Debby dumped up to 2 feet of rain in some areas Monday across a large part of north Florida. At the start of Tuesday's meeting, Barry Gilway reported the state-backed Citizens had received 1,351 claims. By the time it ended there were 200 more.
"This is just the starting point," Gilway said. "This is within two days. It could well be just a drop in the bucket."
Gilway had been on the job for less than a week when the summer's first big tropical storm blew into Florida out of the Gulf of Mexico.
Eighty percent of the early claims claim came from Citizens' policyholders in Hernando, Hillsborough, Pasco and Pinellas counties in the greater Tampa Bay region on Florida's west coast. Most were from wind damage and leaky roofs.
Scott was called out of the meeting briefly to take a call from President Barack Obama, who offered condolences and federal assistance for damage done to the state.
Gilway's challenge is to pare the Citizens client list by at least half from its present total of more than 1.4 million customers. The total includes about 450,000 coastal accounts. He is in complete agreement with Scott's goal to return Citizens to its intended status as an insurer of last resort.
"Clearly there needs to be some assurance … that the game won't be changed on them (private insurers) if they commit capital to the marketplace," Gilway said. He added that he looks forward to dealing with lawmakers.

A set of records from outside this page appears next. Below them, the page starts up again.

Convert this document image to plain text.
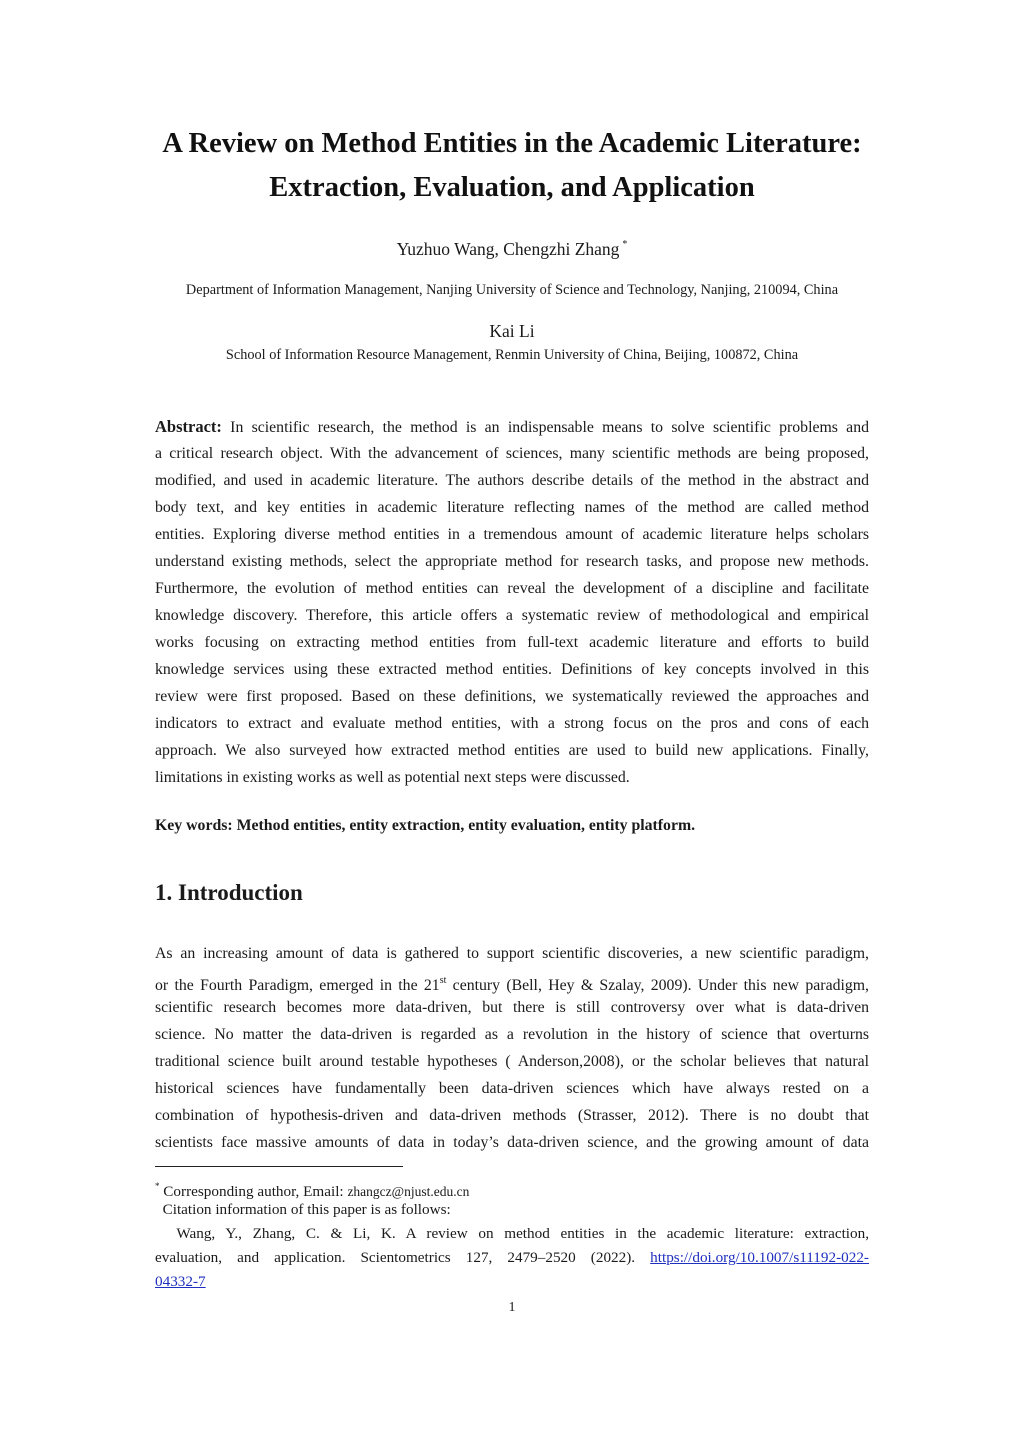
A Review on Method Entities in the Academic Literature:
Extraction, Evaluation, and Application
Yuzhuo Wang, Chengzhi Zhang *
Department of Information Management, Nanjing University of Science and Technology, Nanjing, 210094, China
Kai Li
School of Information Resource Management, Renmin University of China, Beijing, 100872, China
Abstract: In scientific research, the method is an indispensable means to solve scientific problems and
a critical research object. With the advancement of sciences, many scientific methods are being proposed,
modified, and used in academic literature. The authors describe details of the method in the abstract and
body text, and key entities in academic literature reflecting names of the method are called method
entities. Exploring diverse method entities in a tremendous amount of academic literature helps scholars
understand existing methods, select the appropriate method for research tasks, and propose new methods.
Furthermore, the evolution of method entities can reveal the development of a discipline and facilitate
knowledge discovery. Therefore, this article offers a systematic review of methodological and empirical
works focusing on extracting method entities from full-text academic literature and efforts to build
knowledge services using these extracted method entities. Definitions of key concepts involved in this
review were first proposed. Based on these definitions, we systematically reviewed the approaches and
indicators to extract and evaluate method entities, with a strong focus on the pros and cons of each
approach. We also surveyed how extracted method entities are used to build new applications. Finally,
limitations in existing works as well as potential next steps were discussed.
Key words: Method entities, entity extraction, entity evaluation, entity platform.
1. Introduction
As an increasing amount of data is gathered to support scientific discoveries, a new scientific paradigm,
or the Fourth Paradigm, emerged in the 21st century (Bell, Hey & Szalay, 2009). Under this new paradigm,
scientific research becomes more data-driven, but there is still controversy over what is data-driven
science. No matter the data-driven is regarded as a revolution in the history of science that overturns
traditional science built around testable hypotheses ( Anderson,2008), or the scholar believes that natural
historical sciences have fundamentally been data-driven sciences which have always rested on a
combination of hypothesis-driven and data-driven methods (Strasser, 2012). There is no doubt that
scientists face massive amounts of data in today’s data-driven science, and the growing amount of data
* Corresponding author, Email: zhangcz@njust.edu.cn
Citation information of this paper is as follows:
Wang, Y., Zhang, C. & Li, K. A review on method entities in the academic literature: extraction,
evaluation, and application. Scientometrics 127, 2479–2520 (2022). https://doi.org/10.1007/s11192-022-
04332-7
1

"Dealing with politicians at this magnitude is new," Gilway said afterward. "I have experience in the legislative arena as it relates to primarily rates and regulation, but my exposure is principally to regulators rather than legislators.
Gilway said Citizens, which now has nearly one fourth of the property insurance market in the state, will have to increase rates and perhaps downgrade any of the bells and whistles in its coverage to attract private insurers to Florida.
"They have to generate a return," Gilway said. "Ultimately, that has to be addressed."
The state-backed insurer has struggled to downsize to a point where it can be a true insurer of last resort without at the same time carrying an unaffordable risk to its customers.
If Citizens were unable to pay all claims in the aftermath of a catastrophic hurricane, its policyholders would be assessed, possibly for several years.
Scott has been particularly anxious to find a way to ensure the company's solvency while eliminating the risk to its customers.
Gilway supports the glide path already in place on increasing Citizens' rates, but not the current cap.
"You don't there with that 10 percent cap," he said. "We're not getting 10 percent.
Gilway, who spent 42 years in the private side of the insurance industry, was chosen at Citizens' new CEO on June 13 and began work just five days later.
The state's chief regulator, Insurance Commissioner Kevin McCarty, told Scott and the Cabinet that Florida property insurers are well positioned financially to handle a significant storm season.